29th January 2009 14:34

Crawley Town appeal against points deduction

Steve Evans on BBC Non League Show, 26 Jan 09 here


26 January 2009

CRAWLEY Town have lodged an appeal to the Conference against their four points penalty deduction for fielding an unregistered player.
After taking legal advice on the matter, they sent their documentation by courier to Conference headquarters in Birmingham today (Monday).

The club do not want to publicise the details of the case before the appeal hearing.

However Reds are understood to feel they have been harshly treated by the Conference board.

The unregistered player in question, Isaiah Rankin, started one match and played a total of seven minutes in three other games as substitute.

The deduction appears to be for the one point they gained against Stevenage in the match he started plus half the points total gained in the other matches.

However the other clubs who were deducted points, Oxford Utd (five points) and Bognor Regis Town (seven points), were deducted only the total number of points for games their unregistered players started.
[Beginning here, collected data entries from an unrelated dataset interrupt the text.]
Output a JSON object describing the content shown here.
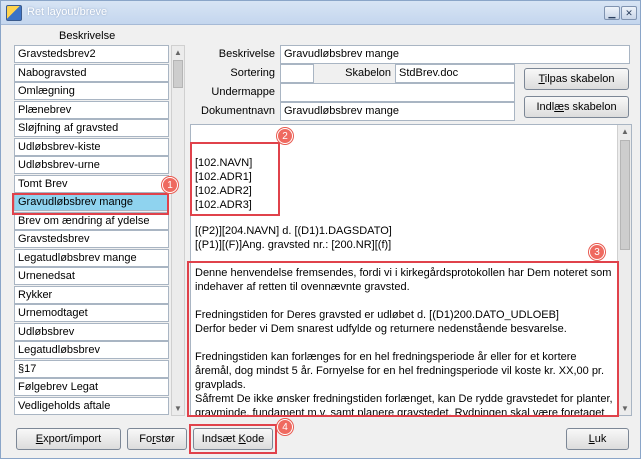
{
  "window": {
    "title": "Ret layout/breve"
  },
  "list": {
    "header": "Beskrivelse",
    "items": [
      "Gravstedsbrev2",
      "Nabogravsted",
      "Omlægning",
      "Plænebrev",
      "Sløjfning af gravsted",
      "Udløbsbrev-kiste",
      "Udløbsbrev-urne",
      "Tomt Brev",
      "Gravudløbsbrev mange",
      "Brev om ændring af ydelse",
      "Gravstedsbrev",
      "Legatudløbsbrev mange",
      "Urnenedsat",
      "Rykker",
      "Urnemodtaget",
      "Udløbsbrev",
      "Legatudløbsbrev",
      "§17",
      "Følgebrev Legat",
      "Vedligeholds aftale"
    ],
    "selected": "Gravudløbsbrev mange"
  },
  "form": {
    "beskrivelse_label": "Beskrivelse",
    "beskrivelse_value": "Gravudløbsbrev mange",
    "sortering_label": "Sortering",
    "sortering_value": "",
    "skabelon_label": "Skabelon",
    "skabelon_value": "StdBrev.doc",
    "undermappe_label": "Undermappe",
    "undermappe_value": "",
    "dokumentnavn_label": "Dokumentnavn",
    "dokumentnavn_value": "Gravudløbsbrev mange"
  },
  "buttons": {
    "tilpas_pre": "",
    "tilpas_u": "T",
    "tilpas_post": "ilpas skabelon",
    "indlaes_pre": "Indl",
    "indlaes_u": "æ",
    "indlaes_post": "s skabelon",
    "export_pre": "",
    "export_u": "E",
    "export_post": "xport/import",
    "forstor_pre": "Fo",
    "forstor_u": "r",
    "forstor_post": "stør",
    "indsaet_pre": "Indsæt ",
    "indsaet_u": "K",
    "indsaet_post": "ode",
    "luk_pre": "",
    "luk_u": "L",
    "luk_post": "uk"
  },
  "document": {
    "lines": [
      "[102.NAVN]",
      "[102.ADR1]",
      "[102.ADR2]",
      "[102.ADR3]",
      "[(P2)][204.NAVN] d. [(D1)1.DAGSDATO]",
      "[(P1)][(F)]Ang. gravsted nr.: [200.NR][(f)]",
      "Denne henvendelse fremsendes, fordi vi i kirkegårdsprotokollen har Dem noteret som",
      "indehaver af retten til ovennævnte gravsted.",
      "Fredningstiden for Deres gravsted er udløbet d. [(D1)200.DATO_UDLOEB]",
      "Derfor beder vi Dem snarest udfylde og returnere nedenstående besvarelse.",
      "Fredningstiden kan forlænges for en hel fredningsperiode  år eller for et kortere",
      "åremål, dog mindst 5 år. Fornyelse for en hel fredningsperiode vil koste kr. XX,00 pr.",
      "gravplads.",
      "Såfremt De ikke ønsker fredningstiden forlænget, kan De rydde gravstedet for planter,",
      "gravminde, fundament m.v. samt planere gravstedet. Rydningen skal være foretaget"
    ]
  },
  "annotations": {
    "badge1": "1",
    "badge2": "2",
    "badge3": "3",
    "badge4": "4",
    "color": "#e0424b"
  }
}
Crawley Town Supporters Club have offered to contribute towards the costs of the appeal but stress they will not be bankrolling the entire bill.

United will not appeal

Mon 26 Jan 2009
After considerable investigation of the wording and legalities of the Operational Rules in use in the Premier and Football Leagues, Conference and in lower Leagues together with the precedents arising from previous such appeals and having consulted fully with experienced legal advisors in this area, Oxford United confirm reluctantly that they can see no valid legal grounds for an appeal under the current Conference Rules. As a consequence, no appeal will be made by Oxford United against the decision of the Football Conference Disciplinary Panel relating to rule 6.8: Playing an Ineligible Player.
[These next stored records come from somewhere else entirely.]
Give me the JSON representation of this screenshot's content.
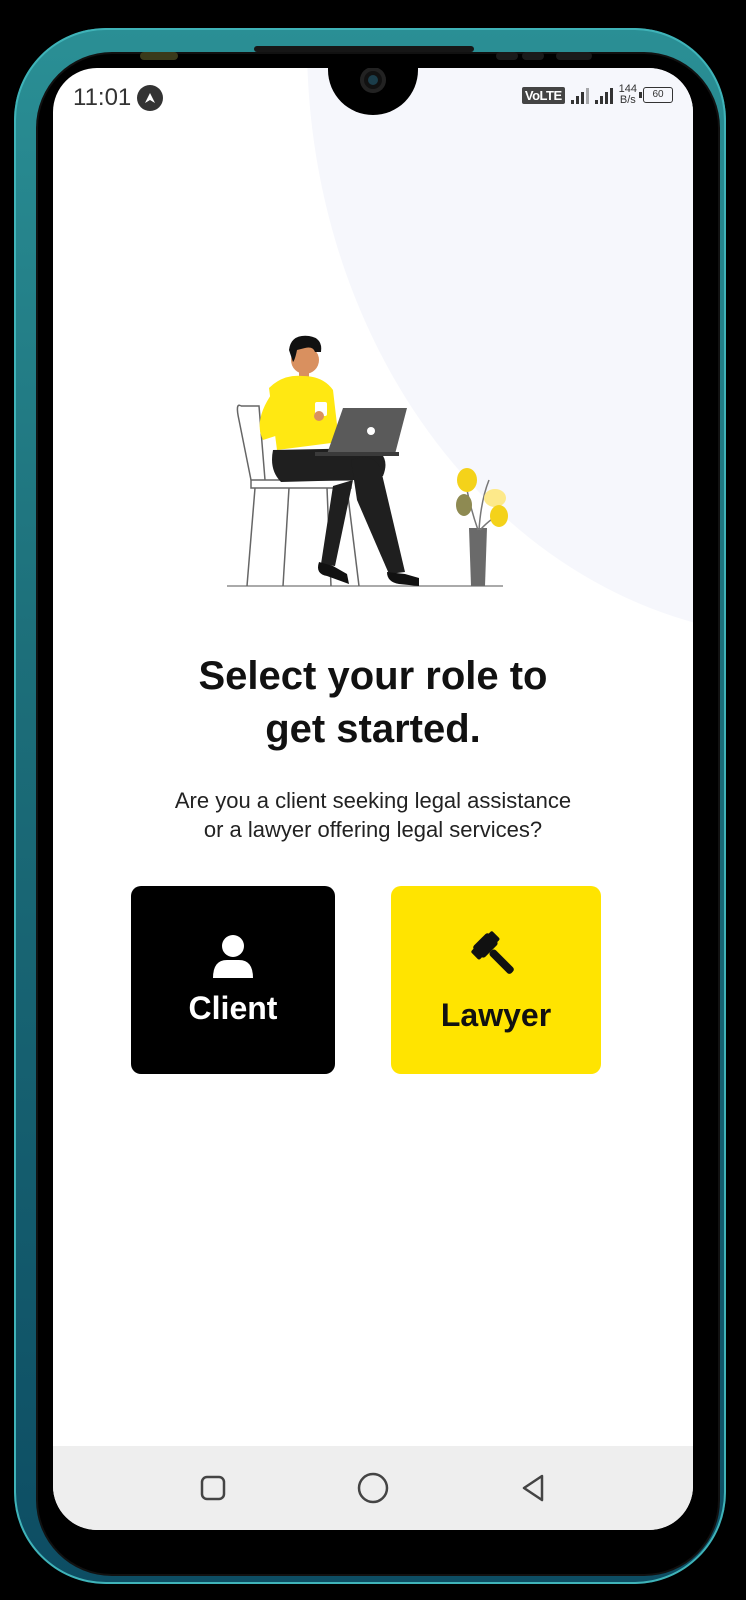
{
  "status_bar": {
    "time": "11:01",
    "network_type": "VoLTE",
    "net_speed_value": "144",
    "net_speed_unit": "B/s",
    "battery": "60"
  },
  "onboarding": {
    "heading_line1": "Select your role to",
    "heading_line2": "get started.",
    "subtext_line1": "Are you a client seeking legal assistance",
    "subtext_line2": "or a lawyer offering legal services?"
  },
  "roles": [
    {
      "label": "Client",
      "icon": "user-icon",
      "color": "#000000"
    },
    {
      "label": "Lawyer",
      "icon": "gavel-icon",
      "color": "#FFE400"
    }
  ],
  "nav_bar": {
    "items": [
      "recent-apps",
      "home",
      "back"
    ]
  },
  "colors": {
    "accent": "#FFE400",
    "dark": "#000000",
    "background": "#FFFFFF",
    "navbar": "#EEEEEE"
  }
}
The Club feels angry, frustrated and treated harshly by the scale of the penalty imposed for a single administrative error and feels strongly that the Conference Administration is at least as responsible because of its antiquated, non-checking procedures for the compounded administrative error position. However, it is clear under their Operational Rules - unlike the Premiership and Football Leagues - that the Conference has no discretion in games where a player starts and must deduct all points earned in such games. In games where the non-Registered player starts as substitute, the Conference Rules allow discretion as to points deduction and we give credit and thanks to the Conference Disciplinary Panel for their full use of this discretion to attempt to alleviate the scale of the potential penalty for Oxford United, a penalty which would otherwise have been grossly out of proportion for the offence involved.

Oxford United feel that the maximum penalty should have been 3 points since the error should have been found after the first such occurrence by Conference Administration checking Team Sheets against recorded Registrations as is done in other Leagues - even some Sunday Leagues. For this error to continue for two and a half months before the Conference found it in a "random check" appears less than one might expect from a Professional League.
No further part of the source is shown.